02 juin 2009
Visitation
L'art roman catalan témoigne d'une influence réelle de l'art byzantin.
Détail du devant d'autel de l'église Santa Maria de Lluçà (Osona). Original au Musée épiscopal de Vic - Catalogne. XIIIème siècle.
Tempera et or sur bois - 14 x 19,5 cm
17 mai 2009
Christ de la douceur et Bon Berger
Mon appareil étant sur son déclin, les photos sont de mauvaise qualité. Veuillez m'en excuser. Je vais remédier à ce problème très prochainement.
tempera et or sur bois - 11x15 cm
tempera et or sur bois - 11x15 cm
25 mars 2009
Baptême du Christ
L'icône du baptême du Christ, dite icône de la Théophanie, exprime d'abord l'action de la Trinité qui opère en Jésus. Pour le manifester le sommet de l'icône peut prendre des formes diverses. Parfois un demi cercle symbolise les cieux qui sont ouverts par un rayon, parfois on voit la main de Dieu. L'Esprit, sous forme d’une colombe, est porté par ce rayon de lumière qui vient du ciel.
La colombe nous reporte au début de la Genèse, où l’Esprit se mouvait sur les eaux à l’aube de la création, tout comme ici, elle descend à l’aube de la création d’une humanité nouvelle.
Le Christ est immergé dans l'eau, il est debout dans le Jourdain.
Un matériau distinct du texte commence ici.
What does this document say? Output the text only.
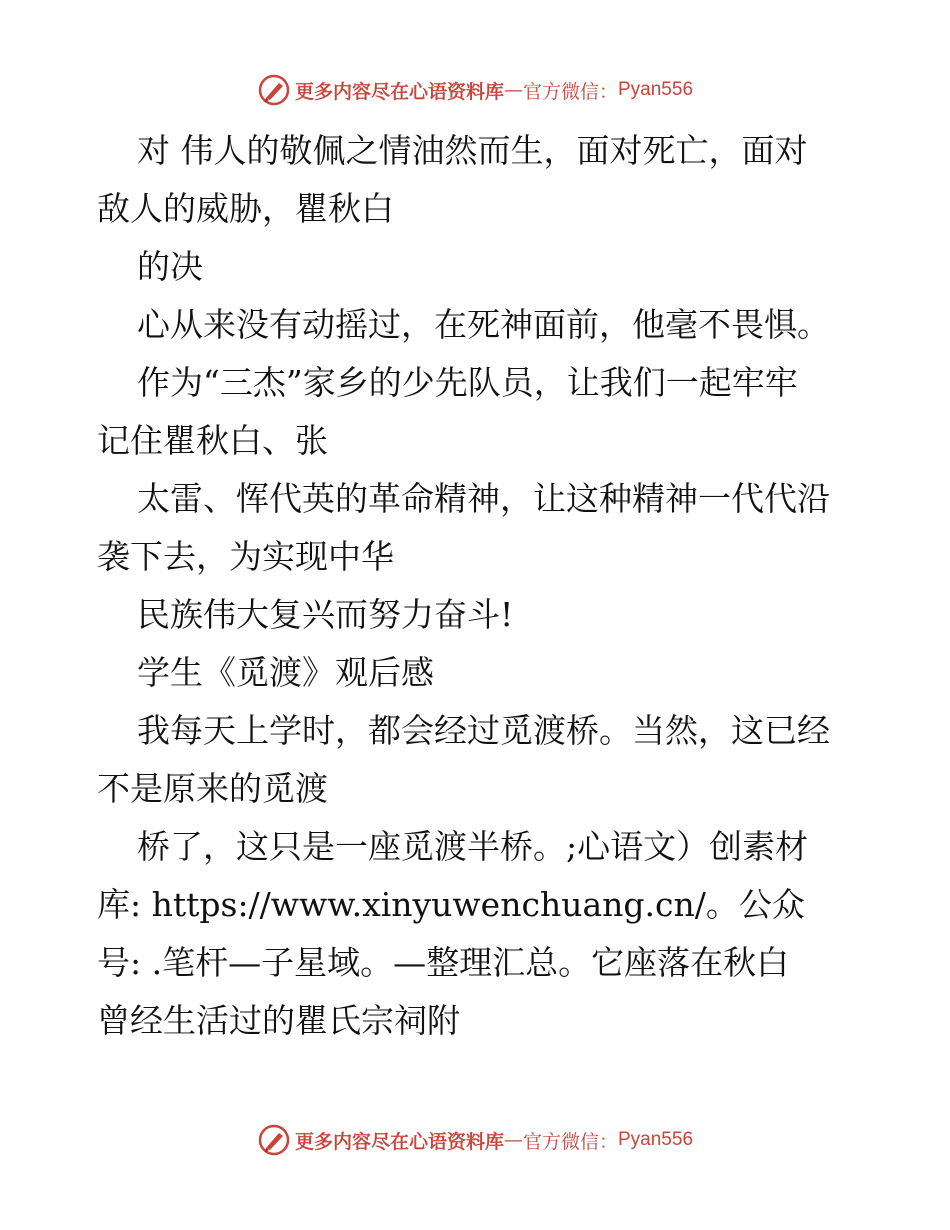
更多内容尽在心语资料库 — 官方微信： Pyan556
对 伟人的敬佩之情油然而生，面对死亡，面对
敌人的威胁，瞿秋白
的决
心从来没有动摇过，在死神面前，他毫不畏惧。
作为“三杰”家乡的少先队员，让我们一起牢牢
记住瞿秋白、张
太雷、恽代英的革命精神，让这种精神一代代沿
袭下去，为实现中华
民族伟大复兴而努力奋斗!
学生《觅渡》观后感
我每天上学时，都会经过觅渡桥。当然，这已经
不是原来的觅渡
桥了，这只是一座觅渡半桥。;心语文）创素材
库: https://www.xinyuwenchuang.cn/。公众
号: .笔杆—子星域。—整理汇总。它座落在秋白
曾经生活过的瞿氏宗祠附
更多内容尽在心语资料库 — 官方微信： Pyan556
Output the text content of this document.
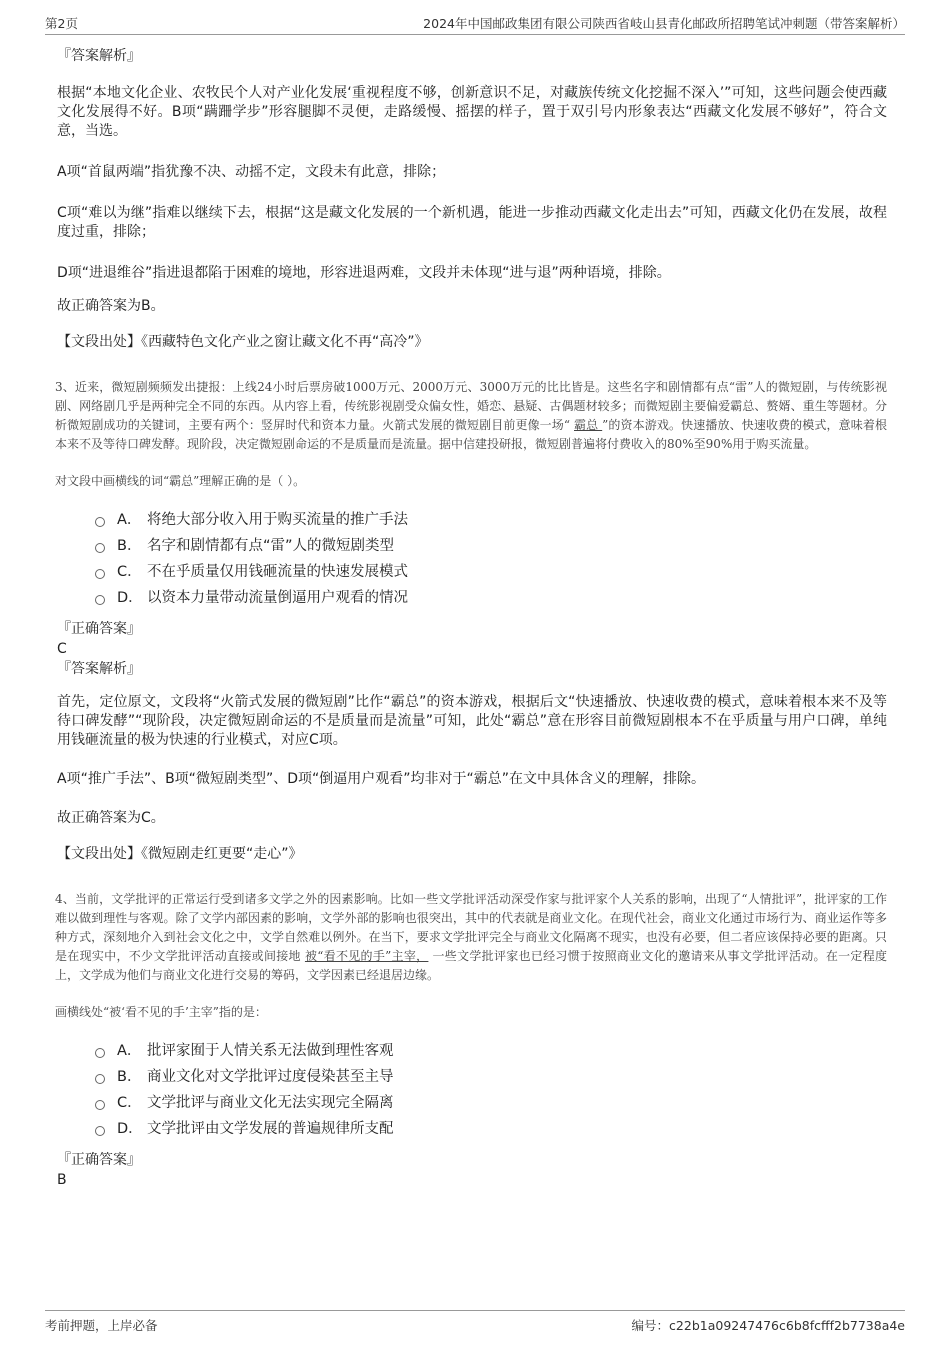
第2页	2024年中国邮政集团有限公司陕西省岐山县青化邮政所招聘笔试冲刺题（带答案解析）
『答案解析』

根据“本地文化企业、农牧民个人对产业化发展‘重视程度不够，创新意识不足，对藏族传统文化挖掘不深入’”可知，这些问题会使西藏文化发展得不好。B项“蹒跚学步”形容腿脚不灵便，走路缓慢、摇摆的样子，置于双引号内形象表达“西藏文化发展不够好”，符合文意，当选。

A项“首鼠两端”指犹豫不决、动摇不定，文段未有此意，排除；

C项“难以为继”指难以继续下去，根据“这是藏文化发展的一个新机遇，能进一步推动西藏文化走出去”可知，西藏文化仍在发展，故程度过重，排除；

D项“进退维谷”指进退都陷于困难的境地，形容进退两难，文段并未体现“进与退”两种语境，排除。

故正确答案为B。

【文段出处】《西藏特色文化产业之窗让藏文化不再“高冷”》

3、近来，微短剧频频发出捷报：上线24小时后票房破1000万元、2000万元、3000万元的比比皆是。这些名字和剧情都有点“雷”人的微短剧，与传统影视剧、网络剧几乎是两种完全不同的东西。从内容上看，传统影视剧受众偏女性，婚恋、悬疑、古偶题材较多；而微短剧主要偏爱霸总、赘婿、重生等题材。分析微短剧成功的关键词，主要有两个：竖屏时代和资本力量。火箭式发展的微短剧目前更像一场“ 霸总 ”的资本游戏。快速播放、快速收费的模式，意味着根本来不及等待口碑发酵。现阶段，决定微短剧命运的不是质量而是流量。据中信建投研报，微短剧普遍将付费收入的80%至90%用于购买流量。

对文段中画横线的词“霸总”理解正确的是（ ）。

A． 将绝大部分收入用于购买流量的推广手法
B． 名字和剧情都有点“雷”人的微短剧类型
C． 不在乎质量仅用钱砸流量的快速发展模式
D． 以资本力量带动流量倒逼用户观看的情况
『正确答案』
C
『答案解析』

首先，定位原文，文段将“火箭式发展的微短剧”比作“霸总”的资本游戏，根据后文“快速播放、快速收费的模式，意味着根本来不及等待口碑发酵”“现阶段，决定微短剧命运的不是质量而是流量”可知，此处“霸总”意在形容目前微短剧根本不在乎质量与用户口碑，单纯用钱砸流量的极为快速的行业模式，对应C项。

A项“推广手法”、B项“微短剧类型”、D项“倒逼用户观看”均非对于“霸总”在文中具体含义的理解，排除。

故正确答案为C。

【文段出处】《微短剧走红更要“走心”》

4、当前，文学批评的正常运行受到诸多文学之外的因素影响。比如一些文学批评活动深受作家与批评家个人关系的影响，出现了“人情批评”，批评家的工作难以做到理性与客观。除了文学内部因素的影响，文学外部的影响也很突出，其中的代表就是商业文化。在现代社会，商业文化通过市场行为、商业运作等多种方式，深刻地介入到社会文化之中，文学自然难以例外。在当下，要求文学批评完全与商业文化隔离不现实，也没有必要，但二者应该保持必要的距离。只是在现实中，不少文学批评活动直接或间接地 被“看不见的手”主宰， 一些文学批评家也已经习惯于按照商业文化的邀请来从事文学批评活动。在一定程度上，文学成为他们与商业文化进行交易的筹码，文学因素已经退居边缘。

画横线处“被‘看不见的手’主宰”指的是：

A． 批评家囿于人情关系无法做到理性客观
B． 商业文化对文学批评过度侵染甚至主导
C． 文学批评与商业文化无法实现完全隔离
D． 文学批评由文学发展的普遍规律所支配
『正确答案』
B
考前押题，上岸必备	编号：c22b1a09247476c6b8fcfff2b7738a4e
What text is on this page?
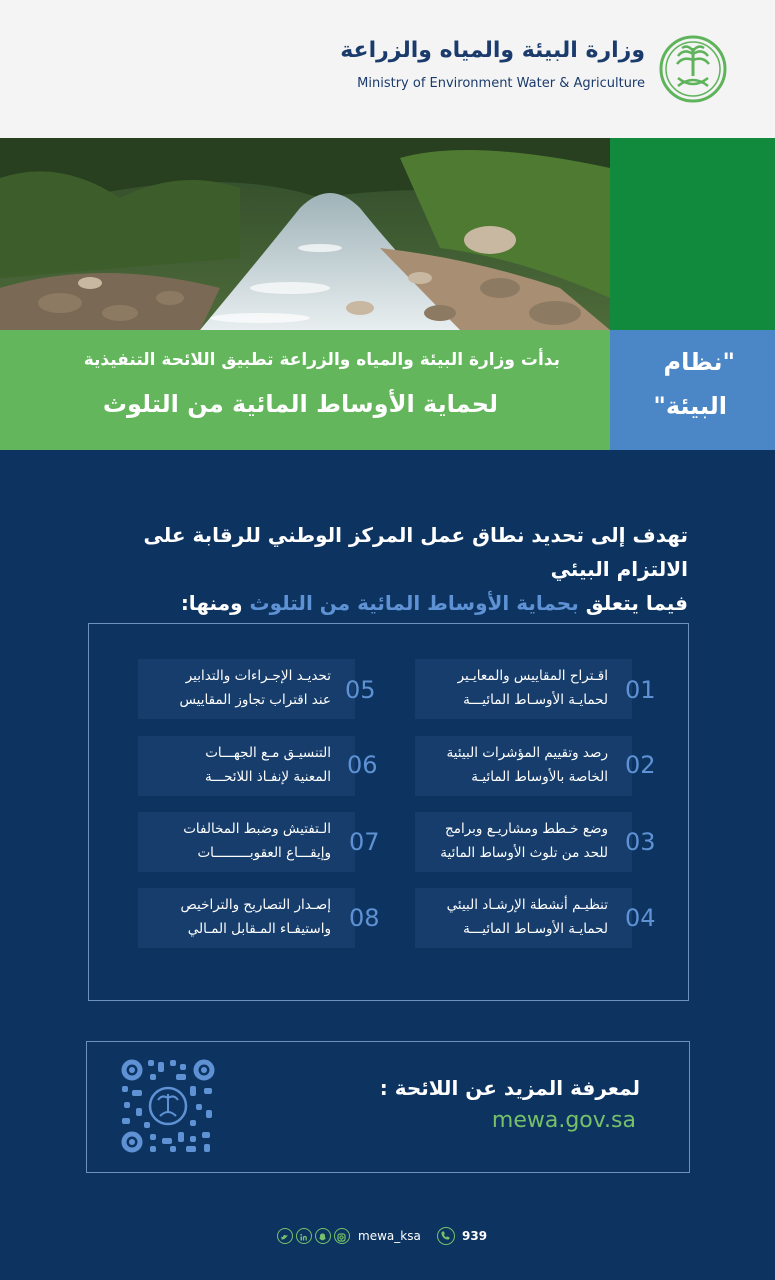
وزارة البيئة والمياه والزراعة
Ministry of Environment Water & Agriculture
بدأت وزارة البيئة والمياه والزراعة تطبيق اللائحة التنفيذية
لحماية الأوساط المائية من التلوث
"نظام
البيئة"
تهدف إلى تحديد نطاق عمل المركز الوطني للرقابة على الالتزام البيئي
فيما يتعلق بحماية الأوساط المائية من التلوث ومنها:
اقـتراح المقاييس والمعايـير
لحمايـة الأوسـاط المائيـــة 01
رصد وتقييم المؤشرات البيئية
الخاصة بالأوساط المائيـة 02
وضع خـطط ومشاريـع وبرامج
للحد من تلوث الأوساط المائية 03
تنظيـم أنشطة الإرشـاد البيئي
لحمايـة الأوسـاط المائيـــة 04
تحديـد الإجـراءات والتدابير
عند اقتراب تجاوز المقاييس 05
التنسيـق مـع الجهـــات
المعنية لإنفـاذ اللائحـــة 06
الـتفتيش وضبط المخالفات
وإيقـــاع العقوبـــــــــات 07
إصـدار التصاريح والتراخيص
واستيفـاء المـقابل المـالي 08
لمعرفة المزيد عن اللائحة :
mewa.gov.sa
mewa_ksa	939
Traversant la croûte terrestre, le Christ pénètre dans un “tombeau liquide”, ce trou noir, lieu du “schéol” ou séjour des morts. Son baptême est essentiellement un passage dans la mort et la résurrection, comme le sera, à sa suite, notre propre baptême.
Le Jourdain n'est pas représenté sous forme d'une rivière ordinaire, mais comme une sorte de grotte remplie d'eau. C'est comme un "tombeau liquide" entre des rochers fantastiques. Le Christ descend dans le Jourdain comme si il descendait aux enfers.
tempera et or sur bois
13x26 cm
original : icône copte contemporaine
Jean-Baptiste, vêtu d’une peau de bête, impose la main sur la tête de Jésus pour faire venir sur lui l'Esprit saint. Il se penche sur Celui qu’il baptise, en reproduisant le geste sacramentel de l’officiant à chaque fois que celui-ci invoque l’Esprit par l’imposition des mains. Il s’agit là d’un procédé iconographique fréquent où l’on voit tout se plier, se conformer au souffle, au mouvement contenu et représenté par l’icône: les personnages, les éléments, la nature, les montagnes même sont infléchis dans le sens de la composition.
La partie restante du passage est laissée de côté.